New men also have a worrying tendency to go off and bond in the woods of a weekend - the very weekend as it happens that you had them down for some heavy-duty horticulture. They can also meditate clear through an entire washing and ironing cycle.
There is a parallel agency now operating - also imported from the States - which lets you hire a woman who will, in essence, become your life-support system.
She does all the things which are generally left over at the end of your day, like picking up the dry-cleaning and the re-shod shoes and remembering the loo rolls and soap powder. Such services do not come cheaply of course, not least since this new breed of skivvy does the rounds in a BMW, her checklist resides in an electronic organiser, and she fixes/ cancels your hair appointment on
her mobile.
But the Americans have pressed a clever button here - they know that the most sought-after commodity in the world is now time, especially for those who run out of day halfway down the must-do list. They also know that the things which slip to the bottom of this agenda are the tacky or finicky or tedious chores.

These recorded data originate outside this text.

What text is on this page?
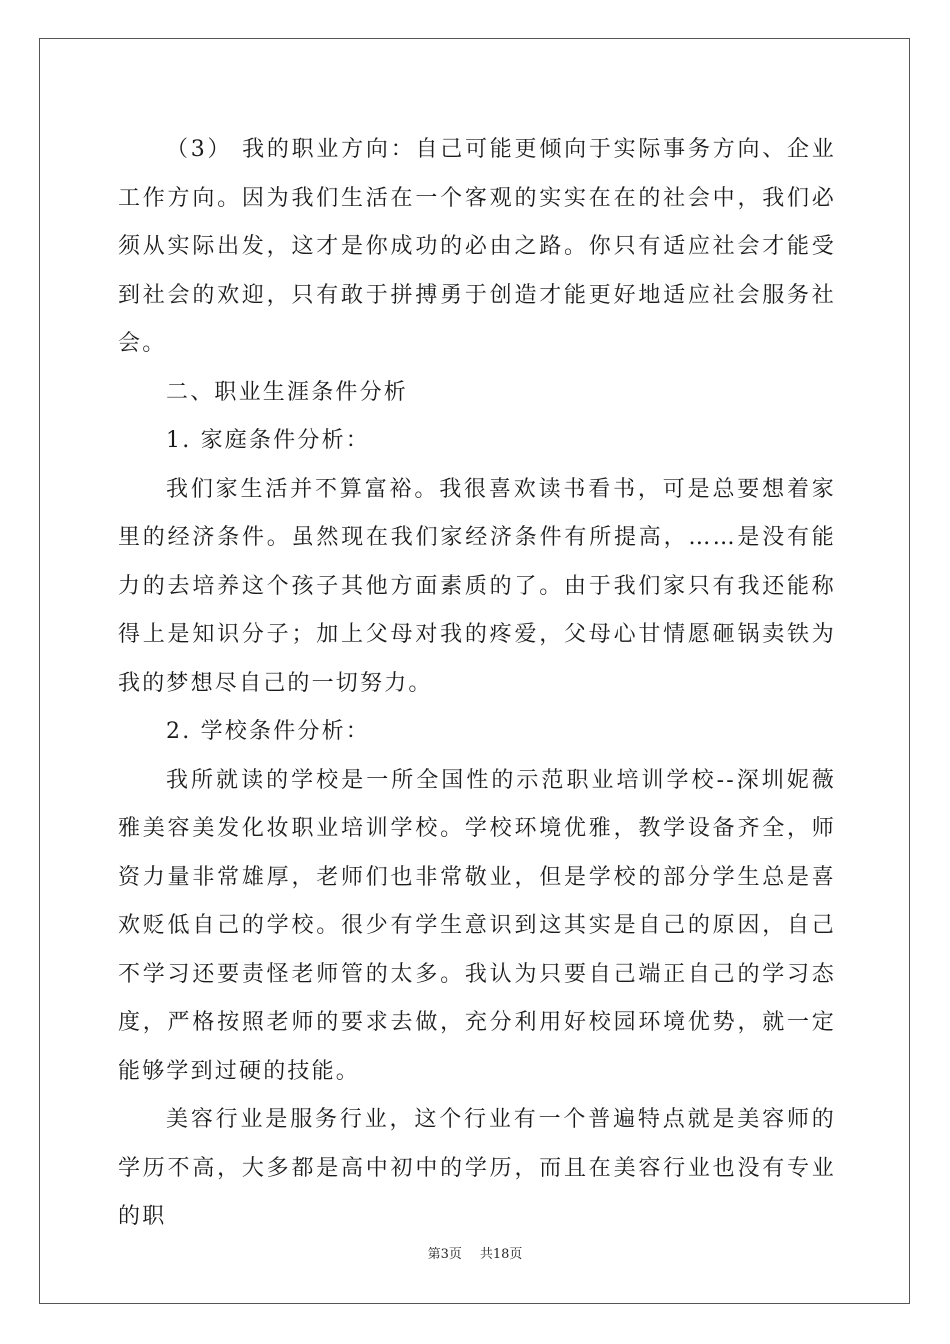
（3） 我的职业方向：自己可能更倾向于实际事务方向、企业工作方向。因为我们生活在一个客观的实实在在的社会中，我们必须从实际出发，这才是你成功的必由之路。你只有适应社会才能受到社会的欢迎，只有敢于拼搏勇于创造才能更好地适应社会服务社会。

二、职业生涯条件分析

1. 家庭条件分析：

我们家生活并不算富裕。我很喜欢读书看书，可是总要想着家里的经济条件。虽然现在我们家经济条件有所提高，……是没有能力的去培养这个孩子其他方面素质的了。由于我们家只有我还能称得上是知识分子；加上父母对我的疼爱，父母心甘情愿砸锅卖铁为我的梦想尽自己的一切努力。

2. 学校条件分析：

我所就读的学校是一所全国性的示范职业培训学校--深圳妮薇雅美容美发化妆职业培训学校。学校环境优雅，教学设备齐全，师资力量非常雄厚，老师们也非常敬业，但是学校的部分学生总是喜欢贬低自己的学校。很少有学生意识到这其实是自己的原因，自己不学习还要责怪老师管的太多。我认为只要自己端正自己的学习态度，严格按照老师的要求去做，充分利用好校园环境优势，就一定能够学到过硬的技能。

美容行业是服务行业，这个行业有一个普遍特点就是美容师的学历不高，大多都是高中初中的学历，而且在美容行业也没有专业的职

第3页 共18页
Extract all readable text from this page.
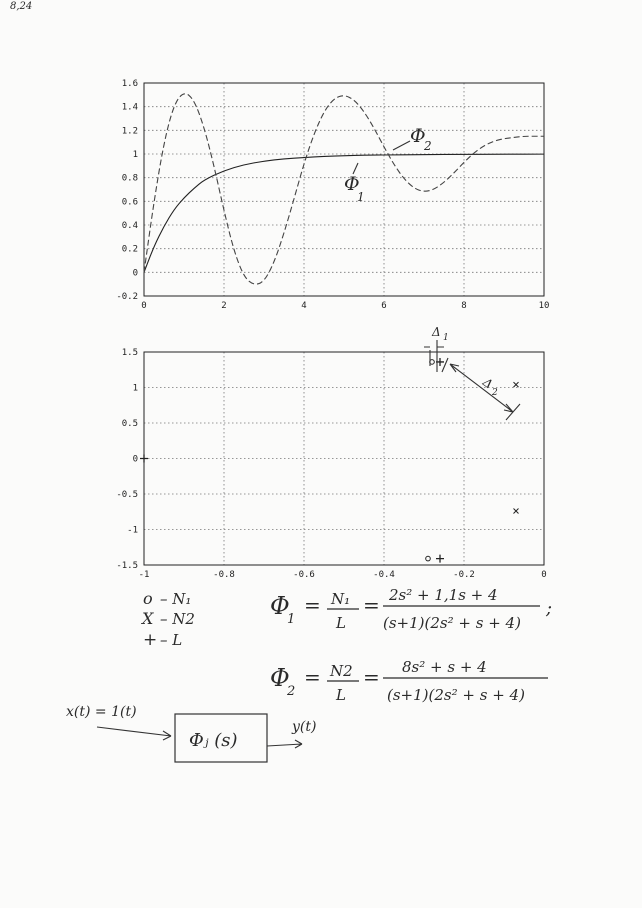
8,24
0	2	4	6	8	10
-0.2
0
0.2
0.4
0.6
0.8
1
1.2
1.4
1.6
Φ
2
Φ
1
-1	-0.8	-0.6	-0.4	-0.2	0
-1.5
-1
-0.5
0
0.5
1
1.5
Δ 1
Δ
2
o – N₁
X – N2
+ – L
Φ
1
= N₁
L
= 2s² + 1,1s + 4
(s+1)(2s² + s + 4)
;
Φ
2
= N2
L
= 8s² + s + 4
(s+1)(2s² + s + 4)
x(t) = 1(t)
Φⱼ (s)
y(t)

There is however a law of diminishing returns liable to kick in. Doubtless nineties woman will get to the stage where she works all the hours God sends in order to hire someone else to do the jobs she is home too late to tackle. And some of the shine is taken off the notion of a smiling, well-groomed bloke with chiselled jaw and macho apron turning up to transform your lifestyle, if you have to be out working at the time in order to afford him. And if you plump for executive skivvy instead, the sight of an immaculately- groomed, 8st superwoman effortlessly doing that which you have c
omprehensively fouled up might induce sentiments of a less than sisterly nature.
Not even to mention adding to that ever-overflowing receptacle, the weekly guilt quotient.
I am advised, by the way, that there are also other firms out there in the marketplace where women can hire men for chores which are not remotely domestic, but this is not that kind of a column.
Suffice it to say that the notion of renting a man for what might be termed more nocturnal purposes must surely be a rich source of potential humiliation.
It's one thing the husband having a headache . . . but the hired hand?